- Born: 17 April 1949 Castleconnell, County Limerick, Ireland
- Died: 2 May 2024 (aged 75) Castleconnell, County Limerick, Ireland
- Paramilitaries: Official IRA (until 1972); Provisional IRA (from 1972);
- Unit: Balcombe Street gang
- Conflict: The Troubles

= Edward Butler (Irish republican) =

Irish republican soldier

Edward Butler (17 April 1949 – 2 May 2024) was a former member of both the Official Irish Republican Army and the Provisional Irish Republican Army (IRA). He was part of different IRA units based in Ireland and then England. Butler and three others were called the "Balcombe Street Gang" or the "Balcombe Street Four" by news media during a five-day siege in the street of that name near Marylebone station, London. He and his co-accused were gaoled for seven murders plus other charges.

==Biography==
He was one of seven children. His mother was from Castleconnell, County Limerick – where he grew up – and his father from Carrick-on-Suir, County Tipperary. His father had been a private in the Irish defence forces. The family lived in a cottage in Castleconnell. Butler became a labourer, working for the old Limerick County Council. He was inspired by the civil rights marches in the late sixties. He sold republican newspapers outside the local church, St. Joseph's. After joining the Official IRA, he left to join the Provisionals when the former announced a ceasefire in 1972. He spent time with a border unit in Ireland and left his home area about a year before he was caught in London.

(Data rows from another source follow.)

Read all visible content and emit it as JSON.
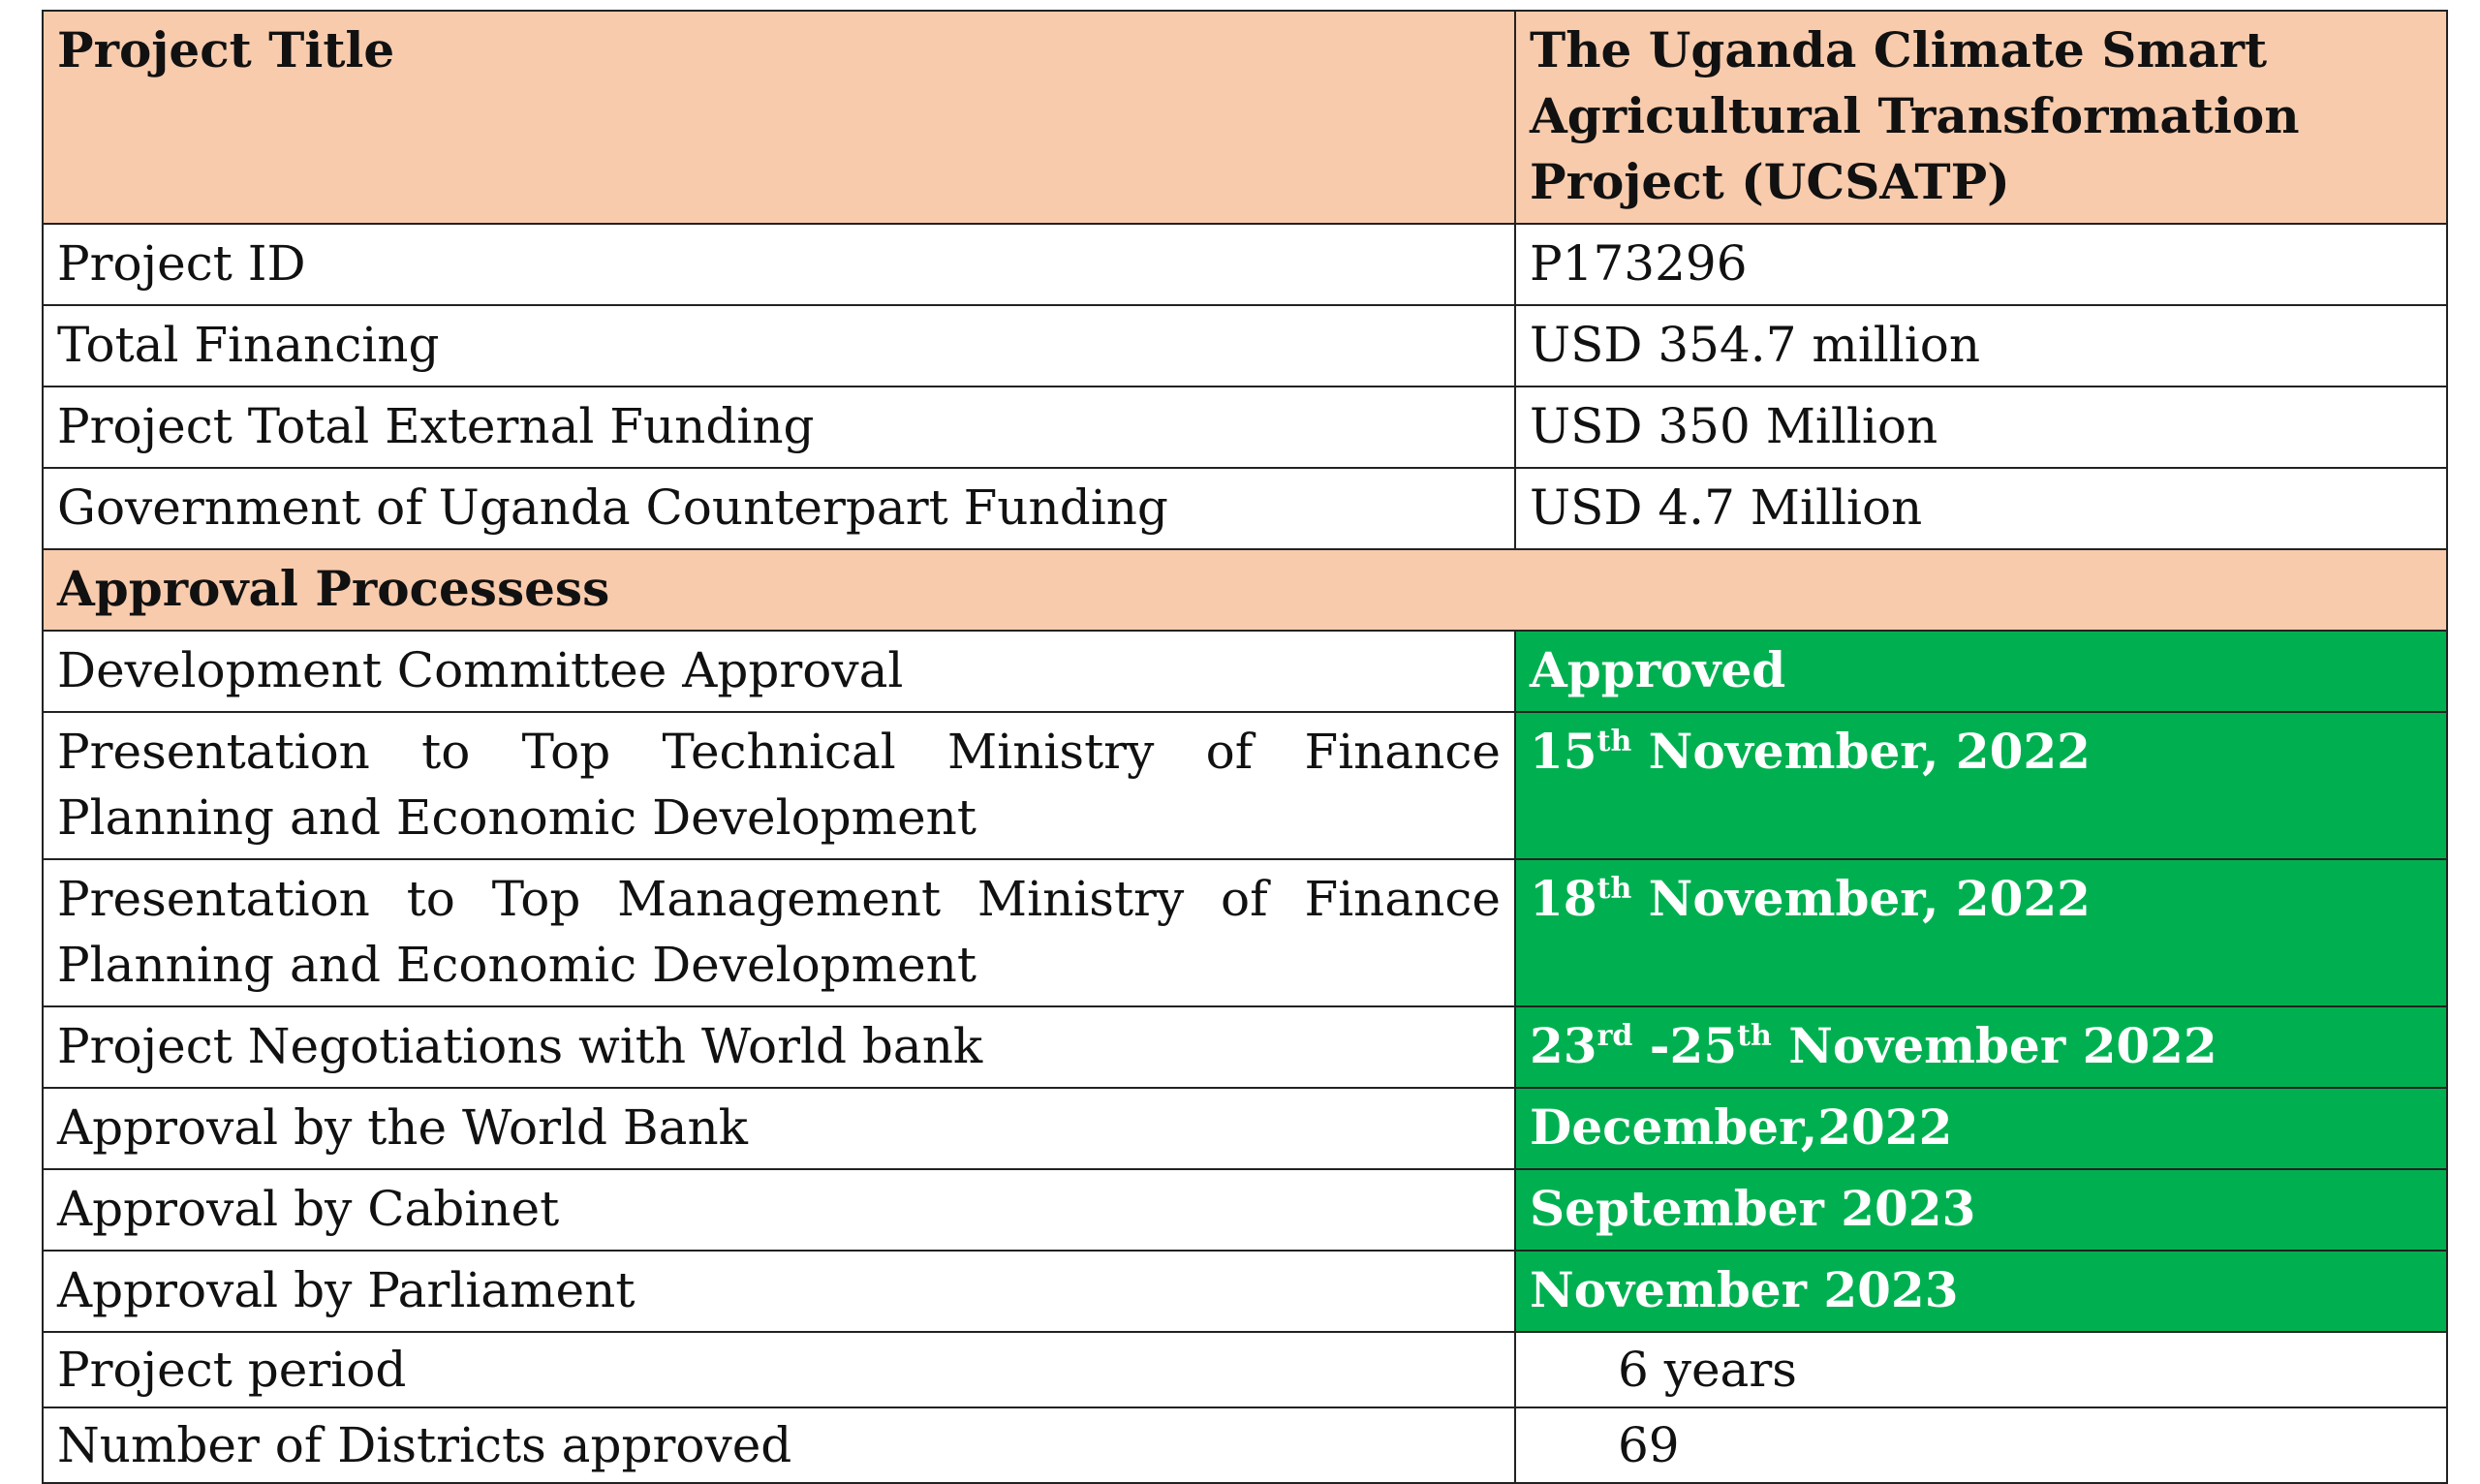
{
  "header": {
    "title_label": "Project Title",
    "title_value": "The Uganda Climate Smart Agricultural Transformation Project (UCSATP)"
  },
  "details": [
    {
      "label": "Project ID",
      "value": "P173296"
    },
    {
      "label": "Total Financing",
      "value": "USD 354.7 million"
    },
    {
      "label": "Project Total External Funding",
      "value": "USD 350 Million"
    },
    {
      "label": "Government of Uganda Counterpart Funding",
      "value": "USD 4.7 Million"
    }
  ],
  "approval_section": {
    "heading": "Approval Processess",
    "rows": [
      {
        "label": "Development Committee Approval",
        "value": "Approved"
      },
      {
        "label": "Presentation to Top Technical Ministry of Finance Planning and Economic Development",
        "day": "15",
        "sup": "th",
        "rest": " November, 2022"
      },
      {
        "label": "Presentation to Top Management Ministry of Finance Planning and Economic Development",
        "day": "18",
        "sup": "th",
        "rest": " November, 2022"
      },
      {
        "label": "Project Negotiations with World bank",
        "day": "23",
        "sup": "rd",
        "mid": " -25",
        "sup2": "th",
        "rest": " November 2022"
      },
      {
        "label": "Approval by the World Bank",
        "value": "December,2022"
      },
      {
        "label": "Approval by Cabinet",
        "value": "September 2023"
      },
      {
        "label": "Approval by Parliament",
        "value": "November 2023"
      }
    ]
  },
  "footer_rows": [
    {
      "label": "Project period",
      "value": "6 years"
    },
    {
      "label": "Number of Districts approved",
      "value": "69"
    }
  ],
  "colors": {
    "header_fill": "#f8cbad",
    "status_fill": "#00b050",
    "status_text": "#ffffff",
    "border": "#222222"
  }
}
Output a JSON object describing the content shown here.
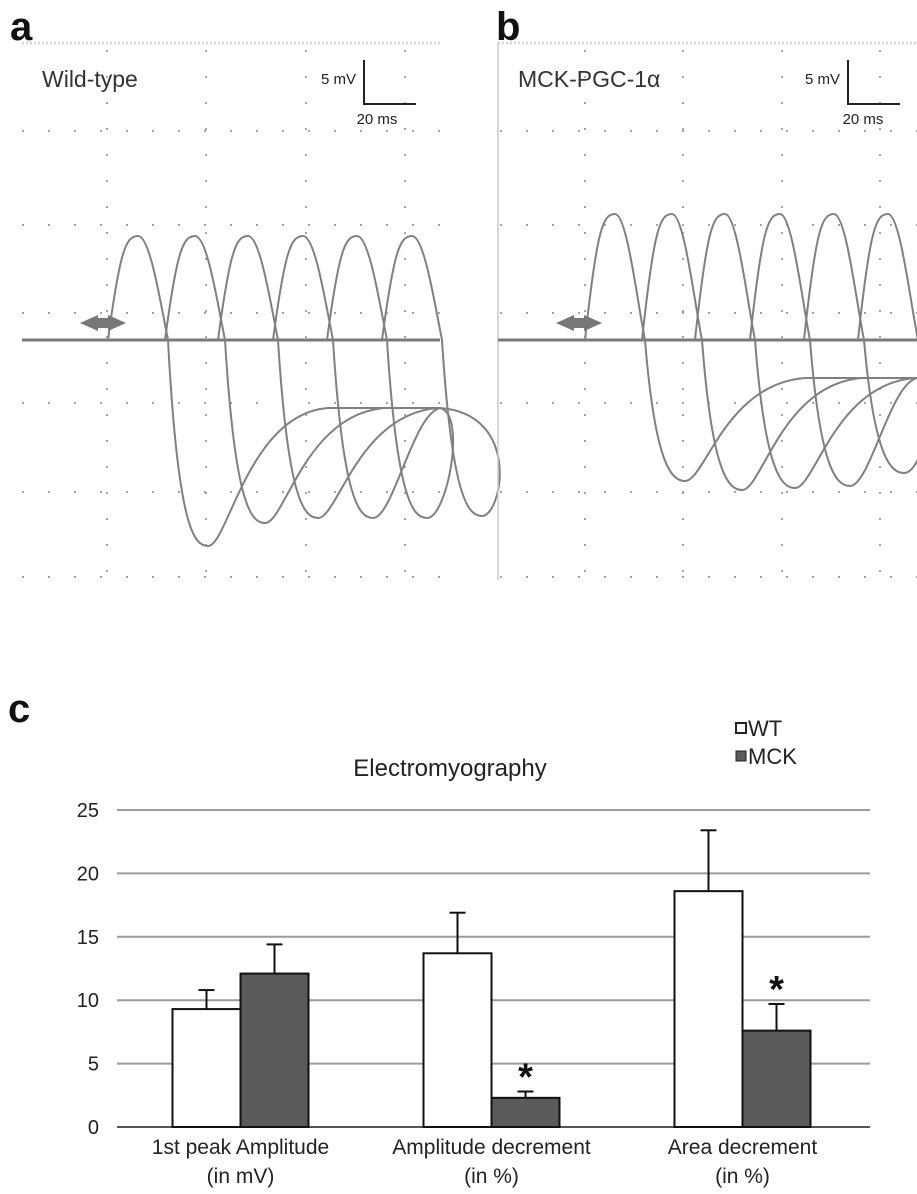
{
  "panel_a": {
    "letter": "a",
    "label": "Wild-type",
    "scale_v": "5 mV",
    "scale_t": "20 ms"
  },
  "panel_b": {
    "letter": "b",
    "label": "MCK-PGC-1α",
    "scale_v": "5 mV",
    "scale_t": "20 ms"
  },
  "panel_c": {
    "letter": "c"
  },
  "chart_data": {
    "type": "bar",
    "title": "Electromyography",
    "categories": [
      [
        "1st peak Amplitude",
        "(in mV)"
      ],
      [
        "Amplitude decrement",
        "(in %)"
      ],
      [
        "Area decrement",
        "(in %)"
      ]
    ],
    "series": [
      {
        "name": "WT",
        "values": [
          9.3,
          13.7,
          18.6
        ],
        "errors": [
          1.5,
          3.2,
          4.8
        ],
        "color": "#ffffff"
      },
      {
        "name": "MCK",
        "values": [
          12.1,
          2.3,
          7.6
        ],
        "errors": [
          2.3,
          0.5,
          2.1
        ],
        "color": "#5a5a5a"
      }
    ],
    "significance": [
      "",
      "*",
      "*"
    ],
    "ylim": [
      0,
      25
    ],
    "yticks": [
      0,
      5,
      10,
      15,
      20,
      25
    ],
    "grid": true,
    "legend": "top-right"
  }
}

The high number of attacks by the Provisional IRA in England had exercised British police forces. Spanning 14 months, there were 40 explosions and 35 people killed. Operation Comb had been instigated, involving approximately a thousand plain-clothes detectives deployed to observe London's streets. On 6 December 1975, officers working for the Metropolitan Police chased Butler, Joe O'Connell, Hugh Doherty and Harry Duggan by car through London's streets after they'd witnessed the group directing automatic fire into Scott's restaurant in Mayfair. They became trapped, forced their way into the home of Sheila and John Matthews at 22B Balcombe Street and kept the couple as hostages for five days. With constant media coverage and after food parcels from the balcony above, appeals and days of negotiations, the four surrendered, staggering their exit between the release of their hostages.

Butler and the three others were convicted of the murders of Roger Goad, Gordon Hamilton Fairley, Robert Anthony Lloyd, Graham Ronald Tuck, Audrey Edgson and John Francis Bately – all killed by bombs – and Ross McWhirter – shot at his home. On 10 February 1977, Judge Joseph Cantley sentenced the four to 47 life terms, recommending 30-year terms of imprisonment. There was a claim that Butler and colleagues were an SAS-style, highly trained and independent unit, unknown to the local Republican community, referred to as "the most violent, ruthless and highly-trained unit ever sent to Britain by the Provisional IRA."

In May 1998, after 23 years in British prisons, Butler was moved from England to Portlaoise Prison, a few days later spending time celebrated with his gaoled colleagues at Sinn Féins Ard fheis, before returning to Portlaise. He was released the following April, just before his 50th birthday, under the terms of the Good Friday Agreement. Archives were released in 2009 indicating a collection of planned targets for attack; a list of human targets – seen by Prime Minister Harold Wilson – was withheld.

Butler died on 2 May 2024 in Castleconnell.